The Toss Bank Data Engineer (Kafka and Streaming) role is one of the most technically demanding data engineering positions in the Korean fintech ecosystem. It requires a rare combination of deep Kafka operational expertise, software engineering skill for SDK development, distributed systems knowledge for Active-Active replication, and data pipeline experience with CDC and stream processing.
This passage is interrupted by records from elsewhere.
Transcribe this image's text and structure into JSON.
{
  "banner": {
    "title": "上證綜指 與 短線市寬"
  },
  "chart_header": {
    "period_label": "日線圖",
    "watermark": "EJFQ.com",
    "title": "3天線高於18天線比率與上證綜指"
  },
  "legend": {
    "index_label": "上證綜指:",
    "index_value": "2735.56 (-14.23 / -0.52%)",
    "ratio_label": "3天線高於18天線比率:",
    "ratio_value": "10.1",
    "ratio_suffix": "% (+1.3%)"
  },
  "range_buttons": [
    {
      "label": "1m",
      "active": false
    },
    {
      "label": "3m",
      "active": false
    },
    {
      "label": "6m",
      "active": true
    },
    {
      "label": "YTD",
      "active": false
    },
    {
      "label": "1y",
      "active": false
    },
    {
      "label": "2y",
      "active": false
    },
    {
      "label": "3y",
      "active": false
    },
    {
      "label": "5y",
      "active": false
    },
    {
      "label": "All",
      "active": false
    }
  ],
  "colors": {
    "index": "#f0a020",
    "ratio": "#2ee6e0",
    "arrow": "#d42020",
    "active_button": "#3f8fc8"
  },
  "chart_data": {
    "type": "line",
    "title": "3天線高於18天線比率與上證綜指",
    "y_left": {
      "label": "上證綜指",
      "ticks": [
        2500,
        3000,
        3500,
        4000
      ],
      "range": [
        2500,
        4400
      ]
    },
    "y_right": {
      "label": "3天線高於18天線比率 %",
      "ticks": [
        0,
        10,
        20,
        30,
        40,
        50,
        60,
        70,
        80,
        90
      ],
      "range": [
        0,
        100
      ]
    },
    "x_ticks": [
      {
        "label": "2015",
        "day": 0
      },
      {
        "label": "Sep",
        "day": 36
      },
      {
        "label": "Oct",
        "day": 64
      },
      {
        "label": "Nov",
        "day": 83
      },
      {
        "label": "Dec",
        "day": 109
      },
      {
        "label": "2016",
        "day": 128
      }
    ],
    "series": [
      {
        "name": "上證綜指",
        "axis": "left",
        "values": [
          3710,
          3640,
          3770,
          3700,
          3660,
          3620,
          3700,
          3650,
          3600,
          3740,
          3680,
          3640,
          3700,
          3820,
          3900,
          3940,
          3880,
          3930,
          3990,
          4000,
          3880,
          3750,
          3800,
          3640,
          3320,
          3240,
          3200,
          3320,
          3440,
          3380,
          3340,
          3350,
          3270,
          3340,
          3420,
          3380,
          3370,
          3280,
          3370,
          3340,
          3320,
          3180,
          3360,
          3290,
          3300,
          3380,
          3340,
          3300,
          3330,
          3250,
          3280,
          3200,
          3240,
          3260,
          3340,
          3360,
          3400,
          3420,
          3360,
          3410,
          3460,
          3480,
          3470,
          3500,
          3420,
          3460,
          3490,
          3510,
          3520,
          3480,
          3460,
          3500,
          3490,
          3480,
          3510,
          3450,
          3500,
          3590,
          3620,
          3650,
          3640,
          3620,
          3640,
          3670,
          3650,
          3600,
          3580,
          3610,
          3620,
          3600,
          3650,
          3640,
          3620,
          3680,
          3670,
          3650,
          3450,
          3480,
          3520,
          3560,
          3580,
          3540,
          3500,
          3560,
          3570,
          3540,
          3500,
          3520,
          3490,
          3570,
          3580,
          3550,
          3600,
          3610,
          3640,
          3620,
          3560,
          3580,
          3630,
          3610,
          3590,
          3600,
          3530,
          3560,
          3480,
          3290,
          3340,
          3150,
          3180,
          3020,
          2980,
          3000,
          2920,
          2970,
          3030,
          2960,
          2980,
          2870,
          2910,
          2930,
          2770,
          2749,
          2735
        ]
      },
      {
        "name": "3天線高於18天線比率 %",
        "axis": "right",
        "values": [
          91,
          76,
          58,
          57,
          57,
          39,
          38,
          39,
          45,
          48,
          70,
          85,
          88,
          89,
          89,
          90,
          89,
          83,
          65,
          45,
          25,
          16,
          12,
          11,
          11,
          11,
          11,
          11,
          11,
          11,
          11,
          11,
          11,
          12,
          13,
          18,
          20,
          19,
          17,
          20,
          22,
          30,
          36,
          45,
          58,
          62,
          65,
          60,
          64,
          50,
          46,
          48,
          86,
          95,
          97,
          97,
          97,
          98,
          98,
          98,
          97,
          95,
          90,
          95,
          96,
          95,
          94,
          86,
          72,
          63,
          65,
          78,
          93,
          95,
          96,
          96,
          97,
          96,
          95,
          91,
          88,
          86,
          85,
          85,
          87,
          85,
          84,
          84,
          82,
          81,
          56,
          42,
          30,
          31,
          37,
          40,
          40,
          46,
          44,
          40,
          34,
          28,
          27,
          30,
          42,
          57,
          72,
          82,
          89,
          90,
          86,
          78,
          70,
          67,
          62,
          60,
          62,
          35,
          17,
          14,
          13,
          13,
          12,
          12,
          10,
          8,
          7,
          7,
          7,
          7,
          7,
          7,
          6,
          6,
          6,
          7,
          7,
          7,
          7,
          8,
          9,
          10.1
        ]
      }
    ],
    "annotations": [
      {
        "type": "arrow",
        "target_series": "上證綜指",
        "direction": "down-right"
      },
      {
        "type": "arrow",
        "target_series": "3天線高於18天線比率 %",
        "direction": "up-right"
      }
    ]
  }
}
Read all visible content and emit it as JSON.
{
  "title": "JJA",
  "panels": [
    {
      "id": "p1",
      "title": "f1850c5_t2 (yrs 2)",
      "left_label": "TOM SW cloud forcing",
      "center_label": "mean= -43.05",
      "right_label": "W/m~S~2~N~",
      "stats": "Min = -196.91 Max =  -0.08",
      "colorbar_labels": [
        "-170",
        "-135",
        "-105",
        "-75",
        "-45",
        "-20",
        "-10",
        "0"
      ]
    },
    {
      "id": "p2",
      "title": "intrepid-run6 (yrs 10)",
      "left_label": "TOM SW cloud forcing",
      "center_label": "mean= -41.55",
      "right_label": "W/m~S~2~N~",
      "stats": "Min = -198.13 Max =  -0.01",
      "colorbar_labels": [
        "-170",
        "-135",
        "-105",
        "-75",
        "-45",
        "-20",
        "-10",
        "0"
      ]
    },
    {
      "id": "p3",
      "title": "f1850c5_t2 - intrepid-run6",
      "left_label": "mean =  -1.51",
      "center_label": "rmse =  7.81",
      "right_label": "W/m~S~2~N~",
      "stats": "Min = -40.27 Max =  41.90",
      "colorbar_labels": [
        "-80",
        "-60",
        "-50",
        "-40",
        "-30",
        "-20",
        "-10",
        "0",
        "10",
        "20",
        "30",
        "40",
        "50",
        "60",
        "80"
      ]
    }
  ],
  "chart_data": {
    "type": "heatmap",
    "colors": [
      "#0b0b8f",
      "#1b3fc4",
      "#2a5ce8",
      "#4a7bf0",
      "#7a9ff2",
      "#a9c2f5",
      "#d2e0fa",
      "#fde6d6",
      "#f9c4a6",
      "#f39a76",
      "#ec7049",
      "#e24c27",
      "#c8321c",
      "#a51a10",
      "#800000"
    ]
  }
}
The six-month roadmap in this guide is aggressive but realistic. Start with Kafka fundamentals, build the SDK skills early, then layer on the advanced topics. The portfolio projects will give you concrete artifacts to discuss in interviews, and the 30 practice questions cover the most likely topics you will face.

Remember: Toss Bank values operational maturity as much as technical skill. Being able to discuss how you would handle a broker failure at 3 AM, how you would plan capacity for next quarter, or how you would safely migrate a critical topic — these conversations matter as much as your ability to write Flink code.

Start studying today. The pipeline waits for no one.